World

Russia’s 3-hour truce in Aleppo not enough: UN

The United Nations’ top aid official on Wednesday said a three-hour truce announced by Russia to deliver aid to Aleppo would not be enough to meet the needs of civilians in the war-battered Syrian city.

“To meet that capacity of need, you need two lanes and you need to have about 48 hours to get sufficient trucks in,” Stephen O'Brien told reporters.

Russia’s defense ministry on Wednesday said it would halt fire around Syria’s ravaged city of Aleppo for three hours each day to allow humanitarian aid into the city.

“To guarantee total security for the convoys to Aleppo there will be humanitarian windows established from 1000 to 1300 local time starting tomorrow during which all military hostilities, aviation strikes and artillery strikes will be halted,” Lieutenant General Sergei Rudskoy of the Russian army’s general staff told journalists.

The pause would take place daily from Thursday from 0700 GMT to 1000 GMT, although Rudskoy did not specify how many days it would continue.

The recent flare-up in fighting began in late June as government forces closed in on the Castello Road, the last route into rebel-held parts of the city.

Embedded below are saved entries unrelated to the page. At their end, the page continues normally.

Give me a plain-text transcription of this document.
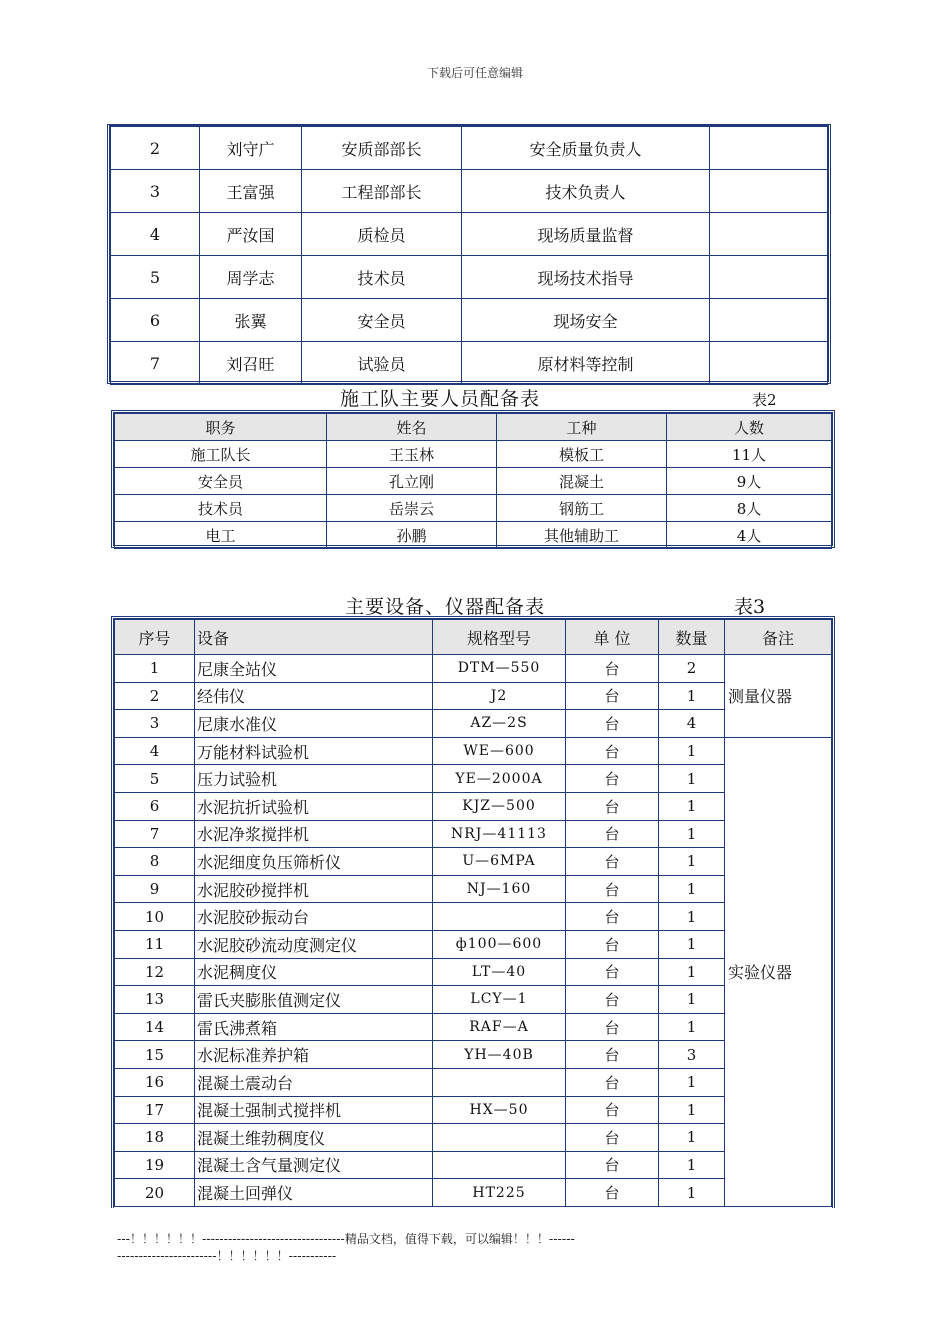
下载后可任意编辑
2	刘守广	安质部部长	安全质量负责人	
3	王富强	工程部部长	技术负责人	
4	严汝国	质检员	现场质量监督	
5	周学志	技术员	现场技术指导	
6	张翼	安全员	现场安全	
7	刘召旺	试验员	原材料等控制	
施工队主要人员配备表	表2
职务	姓名	工种	人数
施工队长	王玉林	模板工	11人
安全员	孔立刚	混凝土	9人
技术员	岳崇云	钢筋工	8人
电工	孙鹏	其他辅助工	4人
主要设备、仪器配备表	表3
序号	设备	规格型号	单 位	数量	备注
1	尼康全站仪	DTM—550	台	2	测量仪器
2	经伟仪	J2	台	1	
3	尼康水准仪	AZ—2S	台	4	
4	万能材料试验机	WE—600	台	1	实验仪器
5	压力试验机	YE—2000A	台	1	
6	水泥抗折试验机	KJZ—500	台	1	
7	水泥净浆搅拌机	NRJ—41113	台	1	
8	水泥细度负压筛析仪	U—6MPA	台	1	
9	水泥胶砂搅拌机	NJ—160	台	1	
10	水泥胶砂振动台		台	1	
11	水泥胶砂流动度测定仪	ф100—600	台	1	
12	水泥稠度仪	LT—40	台	1	
13	雷氏夹膨胀值测定仪	LCY—1	台	1	
14	雷氏沸煮箱	RAF—A	台	1	
15	水泥标准养护箱	YH—40B	台	3	
16	混凝土震动台		台	1	
17	混凝土强制式搅拌机	HX—50	台	1	
18	混凝土维勃稠度仪		台	1	
19	混凝土含气量测定仪		台	1	
20	混凝土回弹仪	HT225	台	1	
---！！！！！！---------------------------------精品文档，值得下载，可以编辑！！！-----------------------------！！！！！！-----------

The United Nations has called for urgent aid access to Aleppo, warning that civilians are at risk from water shortages and disease as fighting has intensified. Rebels and regime fighters have sent hundreds of reinforcements to Aleppo in anticipation of the fighting, after opposition forces broke a government siege at the weekend and vowed to capture the entire city.

Aleppo has been divided between a rebel-held east and regime-controlled west since fighting erupted in mid-2012.